A colleague of mine came back from a business trip filled with tough meetings. He was deflated and discouraged. When I asked why he was feeling so demoralized, he said, “I know that things can’t always be perfect and that there will never be a lack of problems to deal with. It’s part of the game. But, most of the time, when we deal with problems here, we look for solutions, we don’t point fingers, and we certainly don’t scream at people or throw things. So, spending a week with people who are often upset and scream at each other really gets to me.”

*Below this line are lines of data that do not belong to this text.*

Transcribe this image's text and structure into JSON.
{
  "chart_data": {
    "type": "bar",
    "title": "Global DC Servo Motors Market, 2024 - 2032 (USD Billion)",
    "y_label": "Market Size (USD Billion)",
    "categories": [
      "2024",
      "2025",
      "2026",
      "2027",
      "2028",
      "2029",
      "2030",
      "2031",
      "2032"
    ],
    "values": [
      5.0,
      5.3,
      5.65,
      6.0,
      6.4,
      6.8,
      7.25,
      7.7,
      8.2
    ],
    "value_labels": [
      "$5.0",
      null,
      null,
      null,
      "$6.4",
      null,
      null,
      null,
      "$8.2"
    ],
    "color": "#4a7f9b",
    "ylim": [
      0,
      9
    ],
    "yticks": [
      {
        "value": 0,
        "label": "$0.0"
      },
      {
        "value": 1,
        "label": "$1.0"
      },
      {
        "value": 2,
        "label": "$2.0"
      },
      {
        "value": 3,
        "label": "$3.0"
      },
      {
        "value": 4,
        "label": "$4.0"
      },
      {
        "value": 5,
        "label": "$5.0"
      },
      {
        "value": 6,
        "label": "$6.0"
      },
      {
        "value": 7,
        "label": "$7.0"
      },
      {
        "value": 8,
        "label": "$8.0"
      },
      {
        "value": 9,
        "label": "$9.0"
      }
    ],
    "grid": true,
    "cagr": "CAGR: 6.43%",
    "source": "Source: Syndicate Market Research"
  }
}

This conversation reminded me of advice I received from my Dad when I was 14 years-old. We took a trip to New York City. I was walking with my dad somewhere in the heart of this bustling city. I kept on falling behind him and he continuously had to stop and wait for me. At some point, he looked me in the eyes and instructed me: “Listen, you have to adjust the way you walk here. This is not Montreal. If you always get out of people’s way, if you always slow down to let them pass, if you’re afraid that they’re going to run you over, they will! You have to keep your head up, pick up your pace, and run into them once in a while”. He called it the “New York attitude”.
To this day, when I go for walks in NYC, one of my favourite cities in the world, I walk with my NY attitude. I’m friendly and respectful, but I’m not going to be run off the sidewalk. Once in a while, I’ll bump into people and depending on their reaction I will either say: “Oops, sorry”, or “Hey! Watch where you’re going!”.
I’m a big champion of being yourself and not taking on different personalities based on one’s audience. If you have a “Canadian” personality, you will prefer to get along, be polite, say thank you, and most of the time, that will deliver the best results. But once in a while, there is absolutely nothing wrong with a little attitude adjustment and saying: “Hey! Watch where you’re going!”. It all depends what sidewalk you’re walking on.
2 thoughts on “Just like walking on a New York City sidewalk”
Great post Christian. I love the message and lesson from your Dad. You might like the article the Authenticity Paradox in HBR. It covers a similar point from a different angry.
Thank you Shakeel! I will definitely look at the HBR article.